Da tempo si parla di una riforma del massimo organismo decisionale dell’Onu: il Consiglio di Sicurezza. L’Italia, con il Presidente del Consiglio Giuseppe Conte, ha rilanciato la suggestione di un seggio permanente dell’Europa. E’ una battaglia che può avere un futuro.

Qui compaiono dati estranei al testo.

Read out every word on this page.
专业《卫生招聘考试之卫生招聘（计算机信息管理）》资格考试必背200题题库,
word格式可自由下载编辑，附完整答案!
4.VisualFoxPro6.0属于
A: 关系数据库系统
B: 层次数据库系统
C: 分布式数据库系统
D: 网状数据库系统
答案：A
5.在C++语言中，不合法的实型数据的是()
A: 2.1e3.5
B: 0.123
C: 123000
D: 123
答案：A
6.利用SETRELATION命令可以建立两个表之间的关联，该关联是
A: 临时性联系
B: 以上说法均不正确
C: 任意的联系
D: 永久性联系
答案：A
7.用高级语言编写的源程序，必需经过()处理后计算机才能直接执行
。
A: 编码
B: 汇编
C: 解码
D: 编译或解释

Deve avere un futuro. Al di là della realizzabilità di un seggio europeo, ciò a cui non dobbiamo ne’ possiamo rinunciare è una riforma che renda il Consiglio di Sicurezza più democratico, rappresentativo, responsabile, efficiente e trasparente, che rifletta meglio le attuali dinamiche internazionali. Nel quadro del negoziato intergovernativo che si svolge al Palazzo di Vetro, l’Italia continua a lavorare, come coordinatore del Gruppo “Uniting for Consensus”, per ampliare le aree di convergenza ed arrivare a una soluzione il più possibile condivisa. Tutti riconoscono l’esigenza di una maggiore rappresentatività per i gruppi regionali oggi sottorappresentati, a partire dall’Africa, ed un numero sempre più ampio di Stati membri ritiene opportuna l’abolizione o la limitazione del diritto di veto. L’unica via per ottenere questo risultato è un allargamento dei membri non permanenti del Consiglio di Sicurezza. Incrementare le posizioni di privilegio renderebbe questo organo ancora più elitario e inefficiente, ingessandone i meccanismi decisionali. La proposta del Gruppo “Uniting for Consensus” è la migliore base per sbloccare il negoziato e consentire passi in avanti concreti. E’ l’unica formula da cui tutti trarrebbero un miglioramento delle rispettive posizioni, inclusi quei Paesi che aspirano ad esercitare responsabilità maggiori e che potrebbero candidarsi sui seggi di lunga durata introdotti dalla nostra proposta. Inoltre, essa assicura una più ampia rappresentanza per tutte le aree geografiche – inclusa l’Europa – ed offre maggiori opportunità a tutti gli Stati, anche i più piccoli, di sedere a rotazione in Consiglio di Sicurezza. Più Stati europei potranno servire assieme in questo organismo, più forte sarà la voce dell’Unione Europea sulle principali questioni relative alla pace e alla sicurezza internazionali. L’esperienza del nostro mandato 2017-2018, condiviso con i Paesi Bassi, ha dato prova della validità di questo approccio. E’ stata una scelta fatta in nome dello spirito europeo e che ha consolidato le fondamenta da cui sviluppare ulteriormente la collaborazione e l’unità d’azione tra i partner europei in Consiglio di Sicurezza.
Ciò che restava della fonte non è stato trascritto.